I am retrieving the IP Address for tracking purposes, this is not something that the user neither inputs nor is it used for any other reason than to track how many times a user has been to a site.
The address is stored in a database and used to see if the client has been on the site before.
So the question is can an IP Address be used in a malicious way? Other than “spoofing”.
I can't think of a way to inject any naughty characters, but I suppose it is how you get their IP address.
It is always best to never trust your users, especially if a database is involved.
If you don't validate the data that you put into your database, you might end up with malicious data (XSS, SQL injection etc..).
Make sure that data is clean before you put it in a database, as you don't know what it will be used for tomorrow.
I would argue that you should validate the IP Address before it is stored in the database because:
The retrieval from HTTP Request and database storage won't always be close to each other in the code. So at some point in the future someone might call the database storage method using bad data. If you write the code to validate it now, you are less likely to deal with problems in the future.

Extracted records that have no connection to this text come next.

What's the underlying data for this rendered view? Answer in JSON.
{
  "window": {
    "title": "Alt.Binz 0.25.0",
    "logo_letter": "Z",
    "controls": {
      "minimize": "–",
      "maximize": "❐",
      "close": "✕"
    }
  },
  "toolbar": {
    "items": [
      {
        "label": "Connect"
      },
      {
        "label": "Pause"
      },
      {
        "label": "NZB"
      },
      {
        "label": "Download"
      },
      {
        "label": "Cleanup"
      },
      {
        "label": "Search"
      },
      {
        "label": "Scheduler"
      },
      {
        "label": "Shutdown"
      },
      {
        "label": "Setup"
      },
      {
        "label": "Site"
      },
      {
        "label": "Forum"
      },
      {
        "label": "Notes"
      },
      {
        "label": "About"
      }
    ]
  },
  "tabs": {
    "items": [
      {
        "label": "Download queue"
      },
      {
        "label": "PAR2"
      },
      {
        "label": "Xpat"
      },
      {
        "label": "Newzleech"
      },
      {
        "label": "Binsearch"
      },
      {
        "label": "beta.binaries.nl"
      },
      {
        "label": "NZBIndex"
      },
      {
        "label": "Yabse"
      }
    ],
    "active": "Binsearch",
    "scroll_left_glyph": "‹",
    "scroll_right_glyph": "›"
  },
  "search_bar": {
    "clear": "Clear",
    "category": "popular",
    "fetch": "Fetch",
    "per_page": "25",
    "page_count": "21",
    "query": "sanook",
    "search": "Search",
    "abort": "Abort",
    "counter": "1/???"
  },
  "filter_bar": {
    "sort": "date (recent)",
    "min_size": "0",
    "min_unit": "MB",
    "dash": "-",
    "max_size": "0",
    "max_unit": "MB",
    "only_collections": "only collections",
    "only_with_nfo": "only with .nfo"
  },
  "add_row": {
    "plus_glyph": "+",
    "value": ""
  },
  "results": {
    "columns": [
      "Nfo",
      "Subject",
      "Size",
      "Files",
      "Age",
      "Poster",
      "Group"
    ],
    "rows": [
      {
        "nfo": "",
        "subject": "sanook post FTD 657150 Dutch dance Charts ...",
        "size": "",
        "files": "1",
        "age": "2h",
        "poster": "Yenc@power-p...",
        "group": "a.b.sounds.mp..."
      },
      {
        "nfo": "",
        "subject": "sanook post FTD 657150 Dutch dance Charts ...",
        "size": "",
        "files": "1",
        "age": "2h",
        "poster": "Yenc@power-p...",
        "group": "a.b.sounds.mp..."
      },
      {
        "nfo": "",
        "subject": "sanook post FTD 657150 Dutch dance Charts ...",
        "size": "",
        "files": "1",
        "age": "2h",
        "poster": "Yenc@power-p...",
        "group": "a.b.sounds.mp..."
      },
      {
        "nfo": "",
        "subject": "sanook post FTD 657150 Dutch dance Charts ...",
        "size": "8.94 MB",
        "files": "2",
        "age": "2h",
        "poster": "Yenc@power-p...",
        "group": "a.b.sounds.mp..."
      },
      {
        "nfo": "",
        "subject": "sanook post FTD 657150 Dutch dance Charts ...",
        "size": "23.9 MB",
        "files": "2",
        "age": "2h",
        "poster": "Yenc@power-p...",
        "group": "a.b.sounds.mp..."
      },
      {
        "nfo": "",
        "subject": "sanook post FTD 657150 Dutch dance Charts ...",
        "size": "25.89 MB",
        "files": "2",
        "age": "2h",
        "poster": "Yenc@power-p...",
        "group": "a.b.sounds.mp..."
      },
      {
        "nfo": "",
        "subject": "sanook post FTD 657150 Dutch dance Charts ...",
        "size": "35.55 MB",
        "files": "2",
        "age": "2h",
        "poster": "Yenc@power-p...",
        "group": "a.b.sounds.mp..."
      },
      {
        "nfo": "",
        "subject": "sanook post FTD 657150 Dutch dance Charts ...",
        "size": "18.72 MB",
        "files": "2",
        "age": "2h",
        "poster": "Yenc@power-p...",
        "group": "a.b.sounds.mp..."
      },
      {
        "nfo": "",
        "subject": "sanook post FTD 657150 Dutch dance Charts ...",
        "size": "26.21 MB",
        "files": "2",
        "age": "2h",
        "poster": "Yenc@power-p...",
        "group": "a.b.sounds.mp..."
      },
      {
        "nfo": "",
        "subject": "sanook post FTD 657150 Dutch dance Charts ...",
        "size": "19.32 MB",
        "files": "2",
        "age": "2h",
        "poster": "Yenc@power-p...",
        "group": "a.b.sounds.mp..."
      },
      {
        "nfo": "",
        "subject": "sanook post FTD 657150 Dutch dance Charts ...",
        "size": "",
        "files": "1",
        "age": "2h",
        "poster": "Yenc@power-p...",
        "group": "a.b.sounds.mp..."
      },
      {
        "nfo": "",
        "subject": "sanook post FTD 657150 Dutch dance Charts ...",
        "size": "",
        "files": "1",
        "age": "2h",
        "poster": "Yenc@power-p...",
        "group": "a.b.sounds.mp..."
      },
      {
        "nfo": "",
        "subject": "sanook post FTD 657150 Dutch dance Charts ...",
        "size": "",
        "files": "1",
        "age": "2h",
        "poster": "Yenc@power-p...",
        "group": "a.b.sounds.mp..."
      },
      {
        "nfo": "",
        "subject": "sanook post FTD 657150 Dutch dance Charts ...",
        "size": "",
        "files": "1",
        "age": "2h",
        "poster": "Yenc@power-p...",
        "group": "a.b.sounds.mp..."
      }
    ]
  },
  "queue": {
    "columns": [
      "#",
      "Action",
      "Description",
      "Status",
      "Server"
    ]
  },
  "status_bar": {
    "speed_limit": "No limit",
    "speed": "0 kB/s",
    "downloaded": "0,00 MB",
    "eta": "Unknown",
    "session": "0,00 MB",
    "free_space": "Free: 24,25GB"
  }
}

Most reasons for validation do not apply; the IP will come from a Request property built from information in the underlying connection that will already have been validated to a large extent and hence while it could be spoofed, it couldn't be faked to be something that isn't actually an IP address.
However, two reasons remain. One is that the mistrust in security is not just of intent but also of success; we can trust the layer giving us the IP address to not deliberately give us something else, but we can't necessarily trust it to be successful in its own checks - maybe some day an exploit is found that tricks that layer into passing something else. The other is that depending on what you are going to do with this IP, maybe a spoofed IP could cause some damage (this requires validation beyond merely validating the IP is an IP).
A counter-argument is that if all you are doing is logging, then as long as you use normal approaches to ensuring the formatting of data, logging the malicious code won't do anything nasty in itself.
A counter-counter-argument is that if the only thing you are doing is logging today, this may not be the case later in the project's lifetime.
On balance therefore, validation is reasonable to do, though I wouldn't freak out if I saw someone not doing so.
Do take care to make sure your validation accepts IPv6 addresses; they are still rare enough that your testing might not use any, but common enough (and getting more common) that you will hit them in production code. You don't want to block legitimate users because you encounter an IPv6 address.
If you are just using the IP address as fetched from the request, then there's nothing to worry about. The time to start thinking about validation is if you get traffic via a proxy server and you want the user's IP address rather than that of the proxy server. This is handled by proxy servers using the X-Forwarded-For header, and this is easily spoofed so take any value here with a pinch of salt and a bit of validation.